HCC is frequently observed in patients with liver cirrhosis; diabetes can increase HCC risk [4]. Previous research reported the association of SU use and HCC development [30]. SUs can increase pancreatic β cells to secrete insulin, and insulin is a growth-promoting hormone with mitogenic effects. However, SU use in patients with liver cirrhosis was not associated with a relatively high risk of HCC in our study. The reason for this inconsistency between our study and previous studies may be attributed to the different study populations.
The most concerning side effect of SU use is hypoglycemia. Large clinical studies have reported the incidence of severe hypoglycemia to be 0.2 to 0.4 per 1000 person-years [1]. Patients with renal or hepatic impairment or elderly people are particularly vulnerable to hypoglycemia [1, 7]. Patients with liver cirrhosis may have dysfunction in gluconeogenesis and shortage of glycogen storage, reduced metabolism of antidiabetic drugs, impaired glucagon catabolism and increased risk of hypoglycemia [31]. However, our study revealed that SU use in persons with compensated liver cirrhosis was not associated with a higher risk of severe hypoglycemia compared with SU non-use.
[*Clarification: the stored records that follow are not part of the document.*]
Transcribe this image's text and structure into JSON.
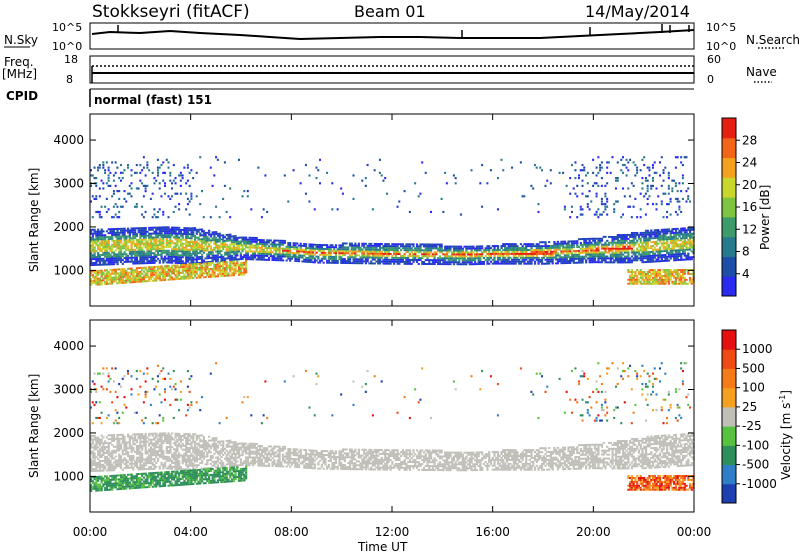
{
  "header": {
    "station": "Stokkseyri (fitACF)",
    "beam": "Beam 01",
    "date": "14/May/2014"
  },
  "noise_panel": {
    "left_label": "N.Sky",
    "right_label": "N.Search",
    "left_ticks": [
      "10^5",
      "10^0"
    ],
    "right_ticks": [
      "10^5",
      "10^0"
    ]
  },
  "freq_panel": {
    "label_line1": "Freq.",
    "label_line2": "[MHz]",
    "left_ticks": [
      "18",
      "8"
    ],
    "right_label": "Nave",
    "right_ticks": [
      "60",
      "0"
    ]
  },
  "cpid_panel": {
    "label": "CPID",
    "text": "normal (fast) 151"
  },
  "chart_data": [
    {
      "type": "heatmap",
      "name": "power",
      "ylabel": "Slant Range [km]",
      "ylim": [
        180,
        4600
      ],
      "y_ticks": [
        1000,
        2000,
        3000,
        4000
      ],
      "xlim_hours": [
        0,
        24
      ],
      "colorbar": {
        "label": "Power [dB]",
        "ticks": [
          "28",
          "24",
          "20",
          "16",
          "12",
          "8",
          "4"
        ],
        "colors": [
          "#2a2af0",
          "#1e4fa8",
          "#277a8c",
          "#3d9a6a",
          "#7dc440",
          "#c9d62c",
          "#f2a21e",
          "#f26418",
          "#e62010"
        ]
      }
    },
    {
      "type": "heatmap",
      "name": "velocity",
      "ylabel": "Slant Range [km]",
      "ylim": [
        180,
        4600
      ],
      "y_ticks": [
        1000,
        2000,
        3000,
        4000
      ],
      "xlim_hours": [
        0,
        24
      ],
      "xlabel": "Time UT",
      "x_ticks": [
        "00:00",
        "04:00",
        "08:00",
        "12:00",
        "16:00",
        "20:00",
        "00:00"
      ],
      "colorbar": {
        "label": "Velocity [m s",
        "label_sup": "-1",
        "label_close": "]",
        "ticks": [
          "1000",
          "500",
          "100",
          "25",
          "-25",
          "-100",
          "-500",
          "-1000"
        ],
        "colors": [
          "#1d3fb0",
          "#2f7fc8",
          "#2f8f5a",
          "#56c240",
          "#c0bfb8",
          "#f5a020",
          "#f57a18",
          "#f04a14",
          "#e61010"
        ]
      }
    }
  ]
}
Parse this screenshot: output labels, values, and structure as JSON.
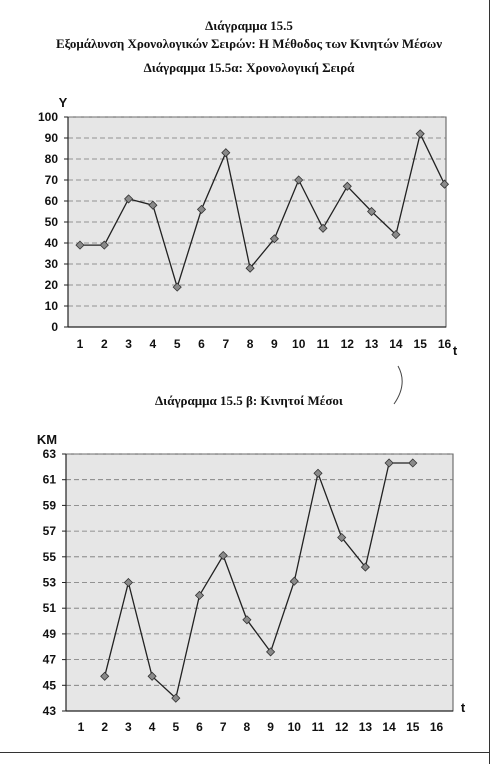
{
  "header": {
    "title": "Διάγραμμα 15.5",
    "subtitle": "Εξομάλυνση Χρονολογικών Σειρών: Η Μέθοδος των Κινητών Μέσων"
  },
  "chart_data": [
    {
      "type": "line",
      "title": "Διάγραμμα 15.5α: Χρονολογική Σειρά",
      "xlabel": "t",
      "ylabel": "Y",
      "x": [
        1,
        2,
        3,
        4,
        5,
        6,
        7,
        8,
        9,
        10,
        11,
        12,
        13,
        14,
        15,
        16
      ],
      "values": [
        39,
        39,
        61,
        58,
        19,
        56,
        83,
        28,
        42,
        70,
        47,
        67,
        55,
        44,
        92,
        68
      ],
      "xlim": [
        1,
        16
      ],
      "ylim": [
        0,
        100
      ],
      "yticks": [
        0,
        10,
        20,
        30,
        40,
        50,
        60,
        70,
        80,
        90,
        100
      ],
      "grid": true,
      "marker": "diamond",
      "plot_background": "#e6e6e6",
      "line_color": "#222222"
    },
    {
      "type": "line",
      "title": "Διάγραμμα 15.5 β: Κινητοί Μέσοι",
      "xlabel": "t",
      "ylabel": "ΚΜ",
      "x": [
        2,
        3,
        4,
        5,
        6,
        7,
        8,
        9,
        10,
        11,
        12,
        13,
        14,
        15
      ],
      "values": [
        45.7,
        53,
        45.7,
        44,
        52,
        55.1,
        50.1,
        47.6,
        53.1,
        61.5,
        56.5,
        54.2,
        62.3,
        62.3
      ],
      "xlim": [
        1,
        16
      ],
      "ylim": [
        43,
        63
      ],
      "yticks": [
        43,
        45,
        47,
        49,
        51,
        53,
        55,
        57,
        59,
        61,
        63
      ],
      "grid": true,
      "marker": "diamond",
      "plot_background": "#e6e6e6",
      "line_color": "#222222"
    }
  ]
}
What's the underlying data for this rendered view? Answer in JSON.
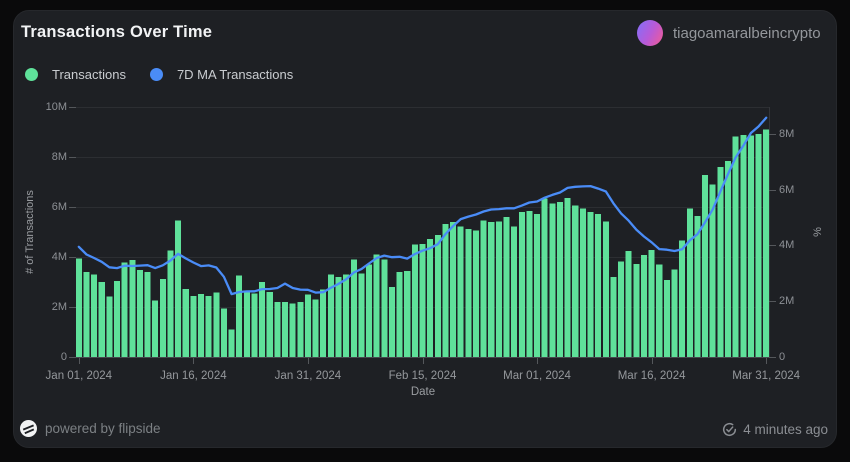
{
  "app": {
    "title": "Transactions Over Time",
    "user": {
      "name": "tiagoamaralbeincrypto"
    },
    "footer": {
      "powered_by": "powered by flipside",
      "last_updated": "4 minutes ago"
    }
  },
  "legend": {
    "items": [
      {
        "label": "Transactions",
        "color": "#5fe19a"
      },
      {
        "label": "7D MA Transactions",
        "color": "#4a8cf7"
      }
    ]
  },
  "colors": {
    "background": "#0a0a0b",
    "card": "#1e2024",
    "bar_green": "#5fe19a",
    "line_blue": "#4a8cf7",
    "grid": "#2c2e32",
    "baseline": "#47494e",
    "axis_text": "#8d9095",
    "avatar_gradient": [
      "#8a6cf5",
      "#ea5b9e"
    ]
  },
  "chart_data": {
    "type": "bar",
    "title": "Transactions Over Time",
    "xlabel": "Date",
    "ylabel_left": "# of Transactions",
    "ylabel_right": "%",
    "grid": "horizontal",
    "legend_position": "top-left",
    "ylim_left_m": [
      0,
      10
    ],
    "ylim_right_m": [
      0,
      9
    ],
    "y_left_ticks": [
      "0",
      "2M",
      "4M",
      "6M",
      "8M",
      "10M"
    ],
    "y_right_ticks": [
      "0",
      "2M",
      "4M",
      "6M",
      "8M"
    ],
    "x_tick_labels": [
      "Jan 01, 2024",
      "Jan 16, 2024",
      "Jan 31, 2024",
      "Feb 15, 2024",
      "Mar 01, 2024",
      "Mar 16, 2024",
      "Mar 31, 2024"
    ],
    "x_tick_day_index": [
      0,
      15,
      30,
      45,
      60,
      75,
      90
    ],
    "dates": [
      "Jan 01",
      "Jan 02",
      "Jan 03",
      "Jan 04",
      "Jan 05",
      "Jan 06",
      "Jan 07",
      "Jan 08",
      "Jan 09",
      "Jan 10",
      "Jan 11",
      "Jan 12",
      "Jan 13",
      "Jan 14",
      "Jan 15",
      "Jan 16",
      "Jan 17",
      "Jan 18",
      "Jan 19",
      "Jan 20",
      "Jan 21",
      "Jan 22",
      "Jan 23",
      "Jan 24",
      "Jan 25",
      "Jan 26",
      "Jan 27",
      "Jan 28",
      "Jan 29",
      "Jan 30",
      "Jan 31",
      "Feb 01",
      "Feb 02",
      "Feb 03",
      "Feb 04",
      "Feb 05",
      "Feb 06",
      "Feb 07",
      "Feb 08",
      "Feb 09",
      "Feb 10",
      "Feb 11",
      "Feb 12",
      "Feb 13",
      "Feb 14",
      "Feb 15",
      "Feb 16",
      "Feb 17",
      "Feb 18",
      "Feb 19",
      "Feb 20",
      "Feb 21",
      "Feb 22",
      "Feb 23",
      "Feb 24",
      "Feb 25",
      "Feb 26",
      "Feb 27",
      "Feb 28",
      "Feb 29",
      "Mar 01",
      "Mar 02",
      "Mar 03",
      "Mar 04",
      "Mar 05",
      "Mar 06",
      "Mar 07",
      "Mar 08",
      "Mar 09",
      "Mar 10",
      "Mar 11",
      "Mar 12",
      "Mar 13",
      "Mar 14",
      "Mar 15",
      "Mar 16",
      "Mar 17",
      "Mar 18",
      "Mar 19",
      "Mar 20",
      "Mar 21",
      "Mar 22",
      "Mar 23",
      "Mar 24",
      "Mar 25",
      "Mar 26",
      "Mar 27",
      "Mar 28",
      "Mar 29",
      "Mar 30",
      "Mar 31"
    ],
    "series": [
      {
        "name": "Transactions",
        "type": "bar",
        "axis": "left",
        "color": "#5fe19a",
        "unit": "M",
        "values_m": [
          3.95,
          3.4,
          3.3,
          3.0,
          2.42,
          3.05,
          3.79,
          3.88,
          3.49,
          3.41,
          2.27,
          3.12,
          4.26,
          5.47,
          2.72,
          2.45,
          2.52,
          2.45,
          2.58,
          1.94,
          1.11,
          3.26,
          2.6,
          2.55,
          3.0,
          2.6,
          2.2,
          2.2,
          2.15,
          2.2,
          2.5,
          2.3,
          2.7,
          3.3,
          3.2,
          3.3,
          3.9,
          3.35,
          3.7,
          4.1,
          3.9,
          2.8,
          3.4,
          3.45,
          4.5,
          4.52,
          4.73,
          4.89,
          5.33,
          5.4,
          5.22,
          5.13,
          5.06,
          5.47,
          5.4,
          5.43,
          5.6,
          5.22,
          5.8,
          5.84,
          5.73,
          6.34,
          6.14,
          6.2,
          6.37,
          6.07,
          5.95,
          5.8,
          5.73,
          5.43,
          3.21,
          3.83,
          4.24,
          3.72,
          4.08,
          4.28,
          3.7,
          3.08,
          3.5,
          4.66,
          5.95,
          5.65,
          7.28,
          6.9,
          7.61,
          7.84,
          8.82,
          8.88,
          8.86,
          8.93,
          9.11
        ]
      },
      {
        "name": "7D MA Transactions",
        "type": "line",
        "axis": "right",
        "color": "#4a8cf7",
        "derivation": "trailing 7-day mean of Transactions"
      }
    ]
  }
}
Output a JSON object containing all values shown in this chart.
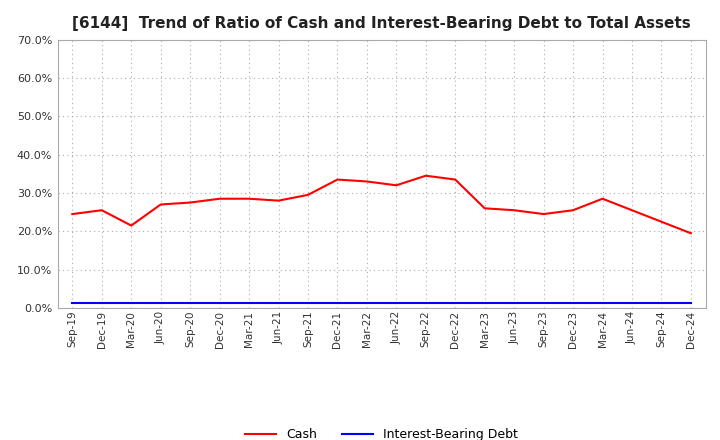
{
  "title": "[6144]  Trend of Ratio of Cash and Interest-Bearing Debt to Total Assets",
  "x_labels": [
    "Sep-19",
    "Dec-19",
    "Mar-20",
    "Jun-20",
    "Sep-20",
    "Dec-20",
    "Mar-21",
    "Jun-21",
    "Sep-21",
    "Dec-21",
    "Mar-22",
    "Jun-22",
    "Sep-22",
    "Dec-22",
    "Mar-23",
    "Jun-23",
    "Sep-23",
    "Dec-23",
    "Mar-24",
    "Jun-24",
    "Sep-24",
    "Dec-24"
  ],
  "cash": [
    24.5,
    25.5,
    21.5,
    27.0,
    27.5,
    28.5,
    28.5,
    28.0,
    29.5,
    33.5,
    33.0,
    32.0,
    34.5,
    33.5,
    26.0,
    25.5,
    24.5,
    25.5,
    28.5,
    25.5,
    22.5,
    19.5
  ],
  "interest_bearing_debt": [
    1.2,
    1.2,
    1.2,
    1.2,
    1.2,
    1.2,
    1.2,
    1.2,
    1.2,
    1.2,
    1.2,
    1.2,
    1.2,
    1.2,
    1.2,
    1.2,
    1.2,
    1.2,
    1.2,
    1.2,
    1.2,
    1.2
  ],
  "cash_color": "#ff0000",
  "debt_color": "#0000ff",
  "background_color": "#ffffff",
  "grid_color": "#aaaaaa",
  "ylim": [
    0.0,
    70.0
  ],
  "yticks": [
    0.0,
    10.0,
    20.0,
    30.0,
    40.0,
    50.0,
    60.0,
    70.0
  ],
  "title_fontsize": 11,
  "legend_cash": "Cash",
  "legend_debt": "Interest-Bearing Debt"
}
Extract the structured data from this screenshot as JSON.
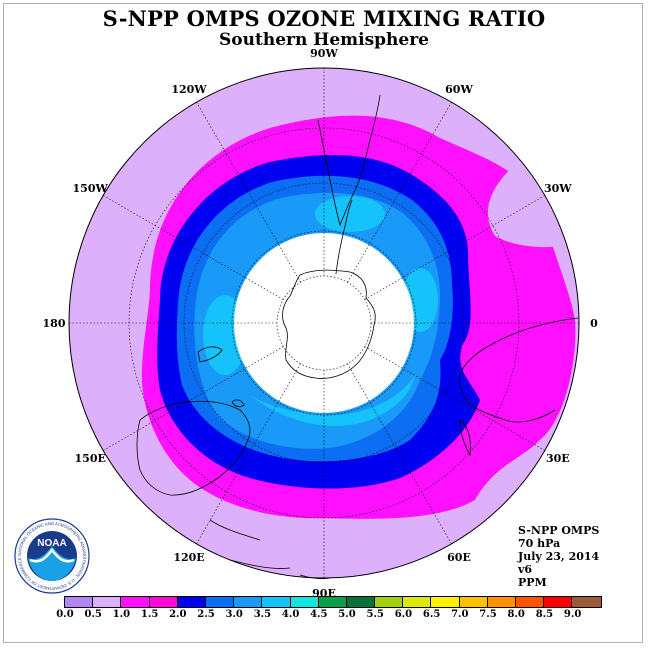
{
  "title": "S-NPP OMPS OZONE MIXING RATIO",
  "subtitle": "Southern Hemisphere",
  "longitudes": [
    {
      "label": "90W",
      "deg": -90
    },
    {
      "label": "60W",
      "deg": -60
    },
    {
      "label": "30W",
      "deg": -30
    },
    {
      "label": "0",
      "deg": 0
    },
    {
      "label": "30E",
      "deg": 30
    },
    {
      "label": "60E",
      "deg": 60
    },
    {
      "label": "90E",
      "deg": 90
    },
    {
      "label": "120E",
      "deg": 120
    },
    {
      "label": "150E",
      "deg": 150
    },
    {
      "label": "180",
      "deg": 180
    },
    {
      "label": "150W",
      "deg": -150
    },
    {
      "label": "120W",
      "deg": -120
    }
  ],
  "info": {
    "instrument": "S-NPP OMPS",
    "level": "70 hPa",
    "date": "July 23, 2014",
    "version": "v6",
    "units": "PPM"
  },
  "logo": {
    "text": "NOAA",
    "ring_text": "NATIONAL OCEANIC AND ATMOSPHERIC ADMINISTRATION · U.S. DEPARTMENT OF COMMERCE"
  },
  "colorbar": {
    "colors": [
      "#b585f5",
      "#dcb0fa",
      "#ff10ff",
      "#ff08d8",
      "#0000f0",
      "#0c6ef2",
      "#1a9af8",
      "#16c2fa",
      "#12e6de",
      "#0aa04a",
      "#08703a",
      "#a0d010",
      "#e0e808",
      "#fff200",
      "#ffc000",
      "#ff9000",
      "#ff5500",
      "#ff0000",
      "#9a5a3a"
    ],
    "ticks": [
      "0.0",
      "0.5",
      "1.0",
      "1.5",
      "2.0",
      "2.5",
      "3.0",
      "3.5",
      "4.0",
      "4.5",
      "5.0",
      "5.5",
      "6.0",
      "6.5",
      "7.0",
      "7.5",
      "8.0",
      "8.5",
      "9.0"
    ]
  },
  "chart_data": {
    "type": "heatmap",
    "title": "S-NPP OMPS OZONE MIXING RATIO",
    "subtitle": "Southern Hemisphere",
    "projection": "south polar stereographic",
    "units": "PPM",
    "pressure_level": "70 hPa",
    "date": "July 23, 2014",
    "color_scale": {
      "min": 0.0,
      "max": 9.0,
      "step": 0.5
    },
    "regions": [
      {
        "range": "0.5-1.0",
        "description": "outer ring / mid-latitudes"
      },
      {
        "range": "1.0-1.5",
        "description": "magenta collar band, extends to 0–30E"
      },
      {
        "range": "1.5-2.0",
        "description": "dark blue vortex edge"
      },
      {
        "range": "2.0-3.5",
        "description": "blue/cyan polar vortex core"
      },
      {
        "range": "no data",
        "description": "polar night cap (white)"
      }
    ]
  }
}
Our study has some limitations that should be addressed. First, our administrative claims dataset has no information on alcohol use, physical activity, or family history. It also has no information on blood biochemical and hemoglobin A1C results. Therefore, we can’t calculate the Child-Pugh scores and albumin-bilirubin (ALBI) grade to evaluate the severity of liver dysfunction [32] and the treatment situation of T2DM. These unmeasured variables may influence our outcomes. However, we matched the item and number of antihypertensive and oral antidiabetic drugs to decrease the difference of blood pressure and glycemic control, used clinical diagnoses to distinguish patients into compensated and decompensated liver cirrhosis groups, and used DCSI and diabetes duration to separate patients as per the severity of T2DM, Moreover, we performed propensity score matching to adjust major variables between SU users and nonusers to maximally reduce the bias and confounding factors. Second, the patients’ adherence to the regimen of hypoglycemic agents cannot be appropriately assessed in this health insurance database. The doctors’ and patients’ preference for particular hypoglycemic agents may also influence our variables. Finally, because this was a Chinese population-based cohort study, the results may not be applicable to other ethnicities.
Conclusions
Patients with liver cirrhosis are prone to developing diabetes. Because of the lack of randomized clinical trials, a large cohort study may provide valuable clinical information on the association of SU use and mortality risk. Our study demonstrated that SU use in patients with T2DM and compensated cirrhosis was associated with lower risks of all-cause mortality and major cardiovascular events. Therefore, SUs may be useful forT2DM management in patients with liver cirrhosis.